NEW HIT – Hotel International Tirana

Detail

TYPOLOGY: Hotel

COUNTRY: Albania

CITY: Tirana

YEAR: 2016-2025

ARCHITECTS: BOLLES+WILSON with Atelier 4

PHOTOS: © BOLLES+WILSON

New HIT was the working title of this project for the Albanian investor Mr. Ram Geci – it has now been franchised to the INTERCONTINENTAL hotel chain.

THINNESS – The gold New HIT façade terminates Tirana’s central axis, the result of a 1930s regulatory plan by Geheraldo Bossio and Fernando Poggi (Italian occupation).
THINNESS – The hotel is adjacent to the grand and elegant 2017 Scanderbeg Square by the Belgians 51N4E.
THINNESS – in the east and west elevations the hotel is read as two thin slabs - black to the north and gold to the south.
LAYERING – the black slab backs the gold façade, in front of this stands the white Hotel Tirana (the tallest building in Albania under Communism).
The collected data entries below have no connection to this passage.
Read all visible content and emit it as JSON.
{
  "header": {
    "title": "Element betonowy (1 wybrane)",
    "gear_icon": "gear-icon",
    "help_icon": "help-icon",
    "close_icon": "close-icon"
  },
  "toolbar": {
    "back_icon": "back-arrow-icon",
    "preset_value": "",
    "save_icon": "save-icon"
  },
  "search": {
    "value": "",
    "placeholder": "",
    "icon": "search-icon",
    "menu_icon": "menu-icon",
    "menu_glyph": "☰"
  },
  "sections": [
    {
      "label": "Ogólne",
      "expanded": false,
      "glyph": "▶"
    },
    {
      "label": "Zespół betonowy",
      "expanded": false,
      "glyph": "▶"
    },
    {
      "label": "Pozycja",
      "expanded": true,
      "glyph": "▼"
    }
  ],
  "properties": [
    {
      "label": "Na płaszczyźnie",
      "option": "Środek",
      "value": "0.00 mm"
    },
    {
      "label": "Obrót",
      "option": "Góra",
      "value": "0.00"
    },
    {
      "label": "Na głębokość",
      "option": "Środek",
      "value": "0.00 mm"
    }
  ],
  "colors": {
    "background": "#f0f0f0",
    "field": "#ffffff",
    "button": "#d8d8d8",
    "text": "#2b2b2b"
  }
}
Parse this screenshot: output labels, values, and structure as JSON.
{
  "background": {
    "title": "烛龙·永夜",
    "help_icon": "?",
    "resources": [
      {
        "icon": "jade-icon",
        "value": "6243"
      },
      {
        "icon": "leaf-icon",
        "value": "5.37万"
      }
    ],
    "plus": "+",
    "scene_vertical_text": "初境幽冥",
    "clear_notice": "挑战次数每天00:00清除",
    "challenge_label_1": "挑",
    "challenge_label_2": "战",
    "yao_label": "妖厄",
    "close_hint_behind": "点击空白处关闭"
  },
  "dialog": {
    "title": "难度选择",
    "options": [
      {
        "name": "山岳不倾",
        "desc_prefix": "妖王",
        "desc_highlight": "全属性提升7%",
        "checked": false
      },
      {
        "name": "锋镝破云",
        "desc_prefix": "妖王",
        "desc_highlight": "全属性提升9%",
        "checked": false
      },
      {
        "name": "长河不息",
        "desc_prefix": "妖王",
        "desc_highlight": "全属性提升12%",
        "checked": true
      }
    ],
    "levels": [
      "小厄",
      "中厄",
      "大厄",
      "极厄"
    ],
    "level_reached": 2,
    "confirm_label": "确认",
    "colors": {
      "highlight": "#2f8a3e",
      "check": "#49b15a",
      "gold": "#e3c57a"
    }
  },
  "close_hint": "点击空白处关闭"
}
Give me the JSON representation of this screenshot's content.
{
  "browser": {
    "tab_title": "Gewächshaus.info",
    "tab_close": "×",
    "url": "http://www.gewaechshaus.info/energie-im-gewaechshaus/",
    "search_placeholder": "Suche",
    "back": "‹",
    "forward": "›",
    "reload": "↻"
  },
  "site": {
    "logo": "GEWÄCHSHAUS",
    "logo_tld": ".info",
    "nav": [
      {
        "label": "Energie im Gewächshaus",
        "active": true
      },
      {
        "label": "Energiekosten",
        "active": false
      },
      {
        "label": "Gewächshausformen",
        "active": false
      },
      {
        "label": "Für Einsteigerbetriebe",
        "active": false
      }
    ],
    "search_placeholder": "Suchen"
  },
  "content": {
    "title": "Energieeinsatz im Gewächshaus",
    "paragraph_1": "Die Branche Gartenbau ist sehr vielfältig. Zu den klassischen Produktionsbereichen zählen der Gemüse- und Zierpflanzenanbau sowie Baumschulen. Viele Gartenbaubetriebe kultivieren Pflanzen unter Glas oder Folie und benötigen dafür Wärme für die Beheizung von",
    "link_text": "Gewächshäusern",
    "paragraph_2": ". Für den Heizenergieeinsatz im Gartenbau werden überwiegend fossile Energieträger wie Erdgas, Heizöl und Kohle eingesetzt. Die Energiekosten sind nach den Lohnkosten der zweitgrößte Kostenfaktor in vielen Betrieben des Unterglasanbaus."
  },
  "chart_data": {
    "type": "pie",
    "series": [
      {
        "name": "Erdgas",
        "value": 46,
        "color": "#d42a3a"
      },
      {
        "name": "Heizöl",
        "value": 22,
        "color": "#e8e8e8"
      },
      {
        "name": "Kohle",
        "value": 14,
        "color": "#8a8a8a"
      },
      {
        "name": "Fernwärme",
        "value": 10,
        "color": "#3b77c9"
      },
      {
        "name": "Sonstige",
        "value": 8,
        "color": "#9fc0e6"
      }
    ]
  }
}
To the left is the Albanian National Museum (a gift from Russia). To the right even MDRDV’s Skanderbeg (national hero) glances sideways wishing he also could be golden.
EVOLUTION - First sketches engendering the 2 slab sandwich concept.
EVOLUTION - Inverted `V´ windows originally occupied the south façade.
EVOLUTION - These at night became a woven golden curtain.
EVOLUTION - Inverted `V´ windows with projecting cowl (sun screening)
EVOLUTION - Illuminated gold curtain - with double windows.
EVOLUTION - Windows taking in two hotel rooms are marshalled into rectangular cassettes.
EVOLUTION - WINDOW DECLINATION - Like Lucretian Clinamen the windows are in flux, swerving out of alignment with the gold façade which each illuminates with its concealed LED strip (left hand window surround).
EVOLUTION - Window details - the central coloured panels screen ventilation slits to two hotel rooms.
EVOLUTION - Ordered windows -Tirana jumble - grand mountains.
LOST IN TRANSLATION - An eight year evolution from initial concept to grand physical object is an act of translation. It is thus inevitable that certain generative ideas are lost in translation.
LOST IN TRANSLATION - The Hotel Lobby Sketch was instrumental in getting the Prime Minister’s approval, it survived much of the journey but not the appearance of an Italian interior designer who arrived when the 5 Star hotel was franchised to the INTERCONTINENTAL chain.
LOST IN TRANSLATION - This was also the fate of the BOLLES+WILSON conference hall, also the initial room gestalt.
Another Lost in Translation victim was rooftop terraces - too windy 100m up.
LOST IN TRANSLATION - The late arrival of a Casino almost engendered a gold and red staircase balanced over car park ramps.
LOST IN TRANSLATION - As Louis Kahn once noted – the drama of a building’s making is lost when complete. For the New HIT tower construction (as always) first went dramatically downwards.
When finished a tower becomes a family member in an emerging URBAN COLLAGE. From left to right – BOLLES +WILSON, MDRDV, CEBRA, Alejandro Aravena (Elemental), BOLLES+WILSON’s under construction Bazaar Gate (in the backseat).